I am using Gauss by Aptech programming language on a cluster with 32 cores per node, see
http://products.amd.com/pages/opteroncpudetail.aspx?id=648&AspxAutoDetectCookieSupport=1
and 128 Gb RAM, Linux 64bit. I am running some 32 threads codes written by me in Gauss handy and straightforward syntax.
During execution, I have noticed that the CPU time is taken for 85% by the user and for 15% by the system. I suspect this is due to Moving threads between cores, i.e. thread switching. Because of this, scaling from 16 to 32 threads does not -- generally -- improve performance. CPU times level to the 16 threads even when executing a 32 threads code of mine. Only in 5% of the experiments performed, it occurred mysteriously, that the system CPU % dropped to 0% and the performance swelled to almost linear figures.

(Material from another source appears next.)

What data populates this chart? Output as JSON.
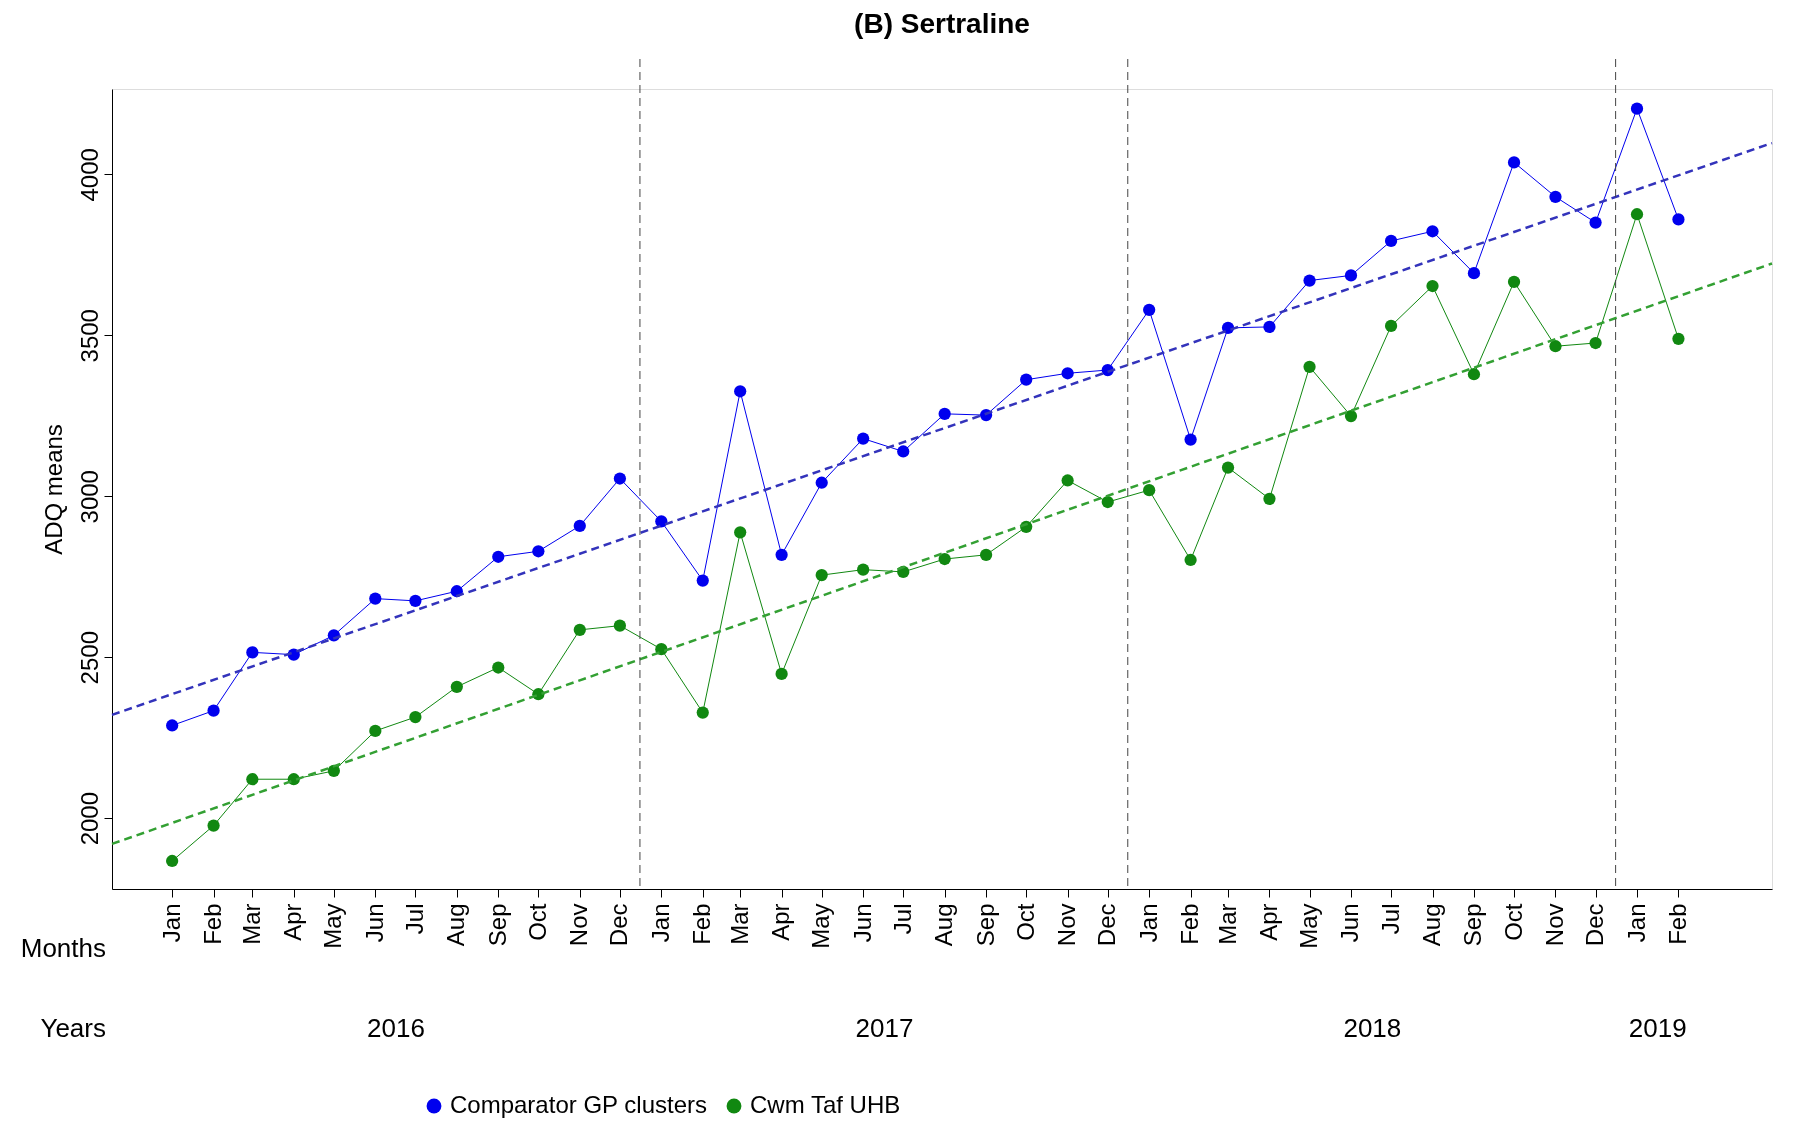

Therefore, I have been suggested to use the syntax
KMP_AFFINITY=proclist=[0-15],explicit
to modify the environment variable so to lock a core for each CPU. Unfortunately, this is an Intel processors syntax. While I am using an Opteron.
Therefore, my question is: which is the equivalent syntax for Opteron based systems ?

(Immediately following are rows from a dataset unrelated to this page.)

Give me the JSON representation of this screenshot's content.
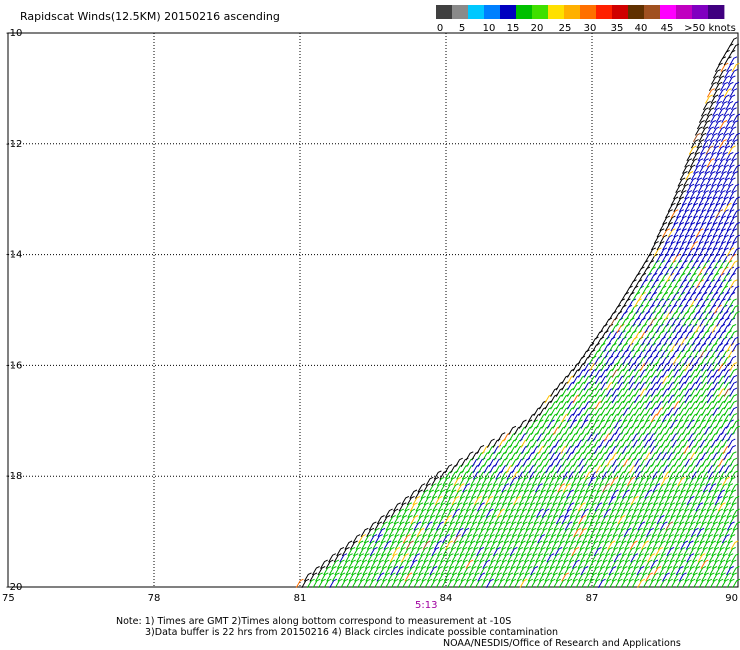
{
  "chart_data": {
    "type": "scatter",
    "title": "Rapidscat Winds(12.5KM) 20150216 ascending",
    "x_ticks": [
      "75",
      "78",
      "81",
      "84",
      "87",
      "90"
    ],
    "y_ticks": [
      "-10",
      "-12",
      "-14",
      "-16",
      "-18",
      "-20"
    ],
    "xlim": [
      75,
      90
    ],
    "ylim": [
      -20,
      -10
    ],
    "grid": true,
    "legend": {
      "labels": [
        "0",
        "5",
        "10",
        "15",
        "20",
        "25",
        "30",
        "35",
        "40",
        "45",
        ">50 knots"
      ],
      "colors": [
        "#404040",
        "#8a8a8a",
        "#00c8ff",
        "#0080ff",
        "#0000c0",
        "#00c000",
        "#40e000",
        "#ffe000",
        "#ffb000",
        "#ff7000",
        "#ff2000",
        "#d00000",
        "#603000",
        "#a05020",
        "#ff00ff",
        "#c000c0",
        "#8000c0",
        "#400080"
      ]
    },
    "time_label": "5:13",
    "notes": [
      "Note: 1) Times are GMT 2)Times along bottom correspond to measurement at -10S",
      "3)Data buffer is 22 hrs from 20150216 4) Black circles indicate possible contamination",
      "NOAA/NESDIS/Office of Research and Applications"
    ],
    "swath": {
      "west_edge": [
        [
          80.9,
          -20
        ],
        [
          83.8,
          -18
        ],
        [
          85.7,
          -17
        ],
        [
          86.7,
          -16
        ],
        [
          87.5,
          -15
        ],
        [
          88.2,
          -14
        ],
        [
          88.7,
          -13
        ],
        [
          89.1,
          -12
        ],
        [
          89.6,
          -10.6
        ],
        [
          90,
          -10
        ]
      ],
      "dominant_speed_ranges_knots": [
        "15-20 (green) in south",
        "10-15 (blue) in north",
        "20-30 (yellow/orange) isolated"
      ]
    }
  }
}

Finally, does anyone have an explanation for the mystery I depicted above: i.e. several runs of the same code in which in a few cases on the same cluster node performance is much better than in the rest of the cases. A few cases in which user's CPU time is near 100% while system time goes to 0%.
Ideally, this would be the kind of execution pursued in view of an higher scalability.